Warning on debt surge by Afterpay
CONSUMERS are being warned not get themselves in over their heads with a new payment plan system.
Afterpay, a system that allows consumers, more than one million in Australia, to buy and receive goods and pay them off in eight equal payments has exploded in popularity. There are 7200 retailers on the Afterpay platform including Jetstar, Myer, Officeworks, and Toys’R’Us. The company has spruiked itself as a modern layby system and a champion of responsible spending.
But South Australia’s largest welfare lobby has warned consumers not to spend money they don’t have. SA Council of Social Services chief executive Ross Womersley said: “It is just another means to get people access to credit when they may not have the means to find the money.”
“It is another way of spending money that you do not have. Australian households have the highest debts that they have ever had and this process invites you to take on another debt,” he said.

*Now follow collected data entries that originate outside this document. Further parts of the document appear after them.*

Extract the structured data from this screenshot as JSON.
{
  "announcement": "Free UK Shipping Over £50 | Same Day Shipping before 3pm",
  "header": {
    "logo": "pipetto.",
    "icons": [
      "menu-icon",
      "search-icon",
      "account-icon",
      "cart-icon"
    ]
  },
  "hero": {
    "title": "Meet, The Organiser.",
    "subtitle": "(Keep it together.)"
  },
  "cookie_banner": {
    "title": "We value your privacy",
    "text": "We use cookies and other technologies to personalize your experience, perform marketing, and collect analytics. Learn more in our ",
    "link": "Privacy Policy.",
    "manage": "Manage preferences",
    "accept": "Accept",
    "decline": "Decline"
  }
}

But Stefanie Menezes, of consumer advocate group Choice, said Afterpay was better than some other options. “Afterpay is a preferable service to payday loans because no interest is charged,” she said. “This means you could pay off a $100 pair of jeans over eight weeks without paying anything extra. There are strict fees, however, for missing a repayment.”
AfterPay’s website shows customers can be charged $10 each time instalments are not honoured and $7 seven days after the payment is due if it is still unpaid. Afterpay executive director David Hancock said Afterpay used comprehensive repayment assessment technology at the time of purchase. “Retailers on the Afterpay platform provide a limit per transaction and average orders around $150-$200, which is really aimed at providing customers a budgeting tool to spread out payments,” he said.